A few other favorites, sticking with books from the last forty or fifty years, are Ellen Bryant Voigt’s Kyrie, Michael Ondaatje’s The Collected Works of Billy the Kid, and James Merrill’s The Book of Ephraim—really all of The Changing Light at Sandover, but that’s moving into epic territory.

Before reading most of these books, I was a little suspicious. How could (or why would) someone write a whole book of poems about the 1918 flu pandemic, or about two people messing around with Ouija boards, or a collection consisting entirely of submission letters to an imaginary editor? But all of these books hooked me early on. They work in part because they’re willing to go big: they tackle unruly subjects that would be difficult to address in a single poem; they justify their length. And, too, they’re all thinking about the big questions of poetic form: what can I do within this constraint, and how can I transcend it? The best of these books have stuck with me in ways that traditional poetry collections sometimes don’t; beyond their various hooks, there’s a cumulative effect that’s hard to describe.

After completing a project, how did you transition into writing something new? What are you working on now? Another project?

As others have noted, it’s been a tough transition. (I loved Brian Russell’s response to this one!) I grew pretty attached to Wynona and to the security and structure of an ongoing project. After I finished the book, my first instinct was to start a new series or book-length poem, but the territory felt too familiar—I couldn’t get excited about it. I realized what I probably needed most was to work in a mode I don’t understand. As I mentioned before, I’ve always leaned towards story in my poems, so lately I’ve been experimenting with shorter lyrics, trying to figure out exactly what I can accomplish in a more compressed space. These poems require a lighter touch and quicker moves than I’m used to—and I’ve written a bunch of duds—but I like the way short poems can sneak up on you. When one works it often involves a turn or ending I didn’t see coming.

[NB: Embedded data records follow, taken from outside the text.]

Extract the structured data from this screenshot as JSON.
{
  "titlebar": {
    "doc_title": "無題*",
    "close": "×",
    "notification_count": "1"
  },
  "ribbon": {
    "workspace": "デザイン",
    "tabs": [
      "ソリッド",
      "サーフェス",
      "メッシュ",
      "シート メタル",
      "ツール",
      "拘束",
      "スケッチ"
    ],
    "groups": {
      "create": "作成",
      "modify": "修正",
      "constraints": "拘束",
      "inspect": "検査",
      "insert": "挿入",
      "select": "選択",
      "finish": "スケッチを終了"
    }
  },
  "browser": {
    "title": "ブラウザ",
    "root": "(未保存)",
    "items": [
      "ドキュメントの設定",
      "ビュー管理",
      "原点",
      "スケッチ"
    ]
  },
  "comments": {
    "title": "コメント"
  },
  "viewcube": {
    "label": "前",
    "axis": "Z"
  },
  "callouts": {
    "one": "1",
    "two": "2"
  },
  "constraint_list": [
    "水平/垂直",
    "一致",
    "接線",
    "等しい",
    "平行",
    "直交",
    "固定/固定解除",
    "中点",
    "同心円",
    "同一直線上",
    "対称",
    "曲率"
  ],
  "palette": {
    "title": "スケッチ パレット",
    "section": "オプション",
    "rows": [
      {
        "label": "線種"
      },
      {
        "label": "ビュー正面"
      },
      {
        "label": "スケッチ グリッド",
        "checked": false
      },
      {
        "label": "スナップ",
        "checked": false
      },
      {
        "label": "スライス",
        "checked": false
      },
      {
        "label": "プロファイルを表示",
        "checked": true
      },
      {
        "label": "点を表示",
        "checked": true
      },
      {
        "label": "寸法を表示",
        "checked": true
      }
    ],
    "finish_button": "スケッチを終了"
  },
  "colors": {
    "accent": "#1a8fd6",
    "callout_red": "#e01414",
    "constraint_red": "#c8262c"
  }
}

What advice can you offer other writers, particularly emerging writers or poetry students who may be using the project book as a guiding principle for their own work?

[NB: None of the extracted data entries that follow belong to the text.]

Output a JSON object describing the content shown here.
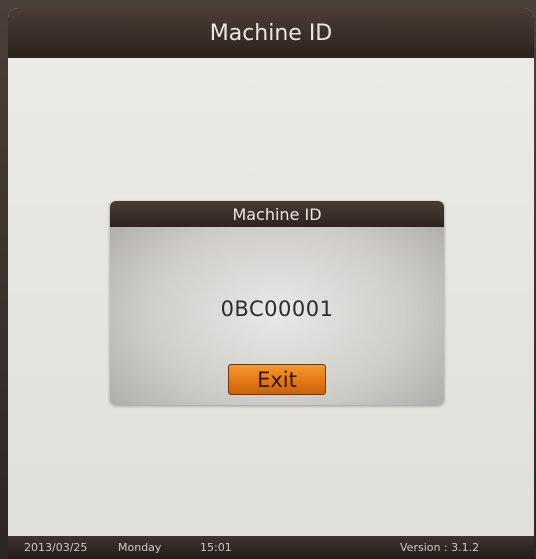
{
  "header": {
    "title": "Machine ID"
  },
  "dialog": {
    "title": "Machine ID",
    "machine_id": "0BC00001",
    "exit_label": "Exit"
  },
  "status_bar": {
    "date": "2013/03/25",
    "day": "Monday",
    "time": "15:01",
    "version": "Version : 3.1.2"
  },
  "colors": {
    "title_bar": "#2b221e",
    "screen_background": "#e6e4df",
    "exit_button": "#e57814"
  }
}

My main advice is to write the poems that make you want to write more poems. Whatever form or thought or image makes you want to do the work, trust that it’s worth the effort. But don’t get too comfortable either. I think it’s good to feel a little out of control, a little out of your element. If you’re boring yourself you’ll definitely bore everyone else.

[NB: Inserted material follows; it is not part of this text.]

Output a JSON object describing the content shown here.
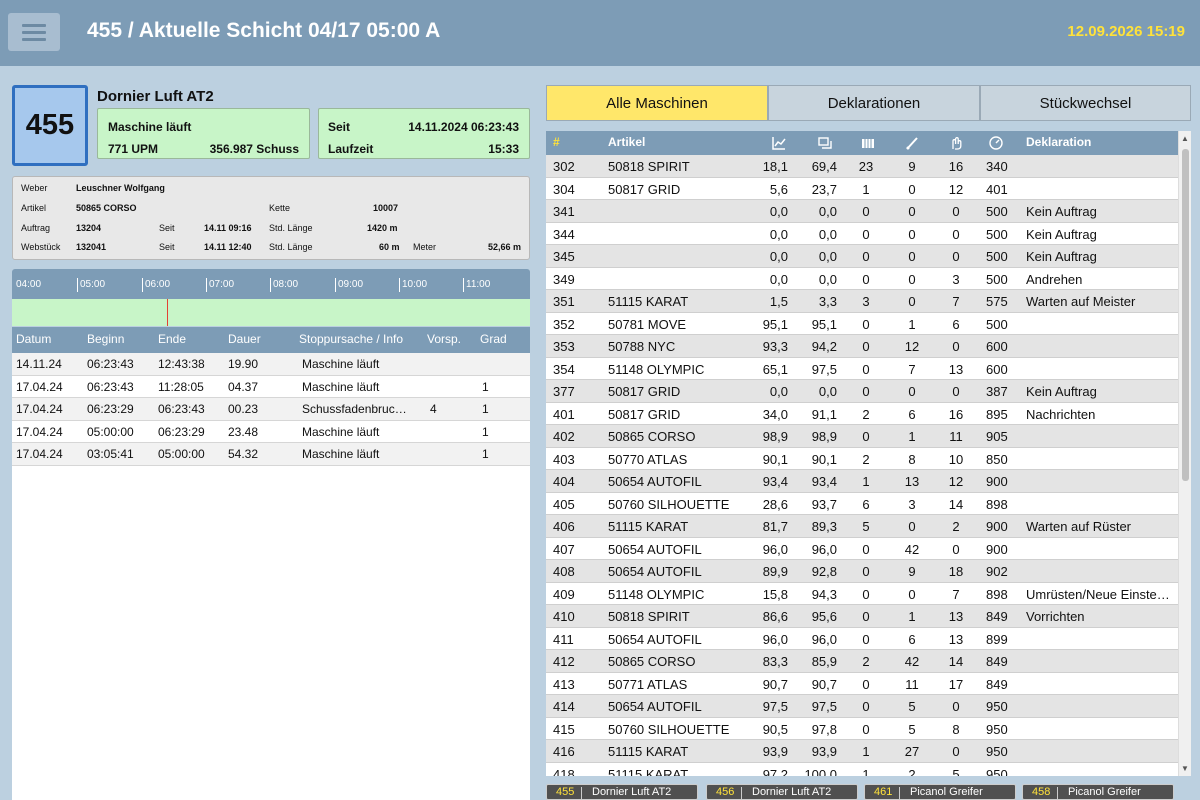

Also, give yourself some rules, because restraint done right is productive and creative and satisfying, but don’t give yourself too many rules. This can be especially tempting with project books; you’ve already decided to write a bunch of poems in the voice of different minerals, so why not put all the sulfates in Sapphics and the silicates in syllabics? Actually that might be fine, I don’t know, but my point is whatever shape you’ve willed your manuscript to take, leave room for the lines and poems you never planned to write.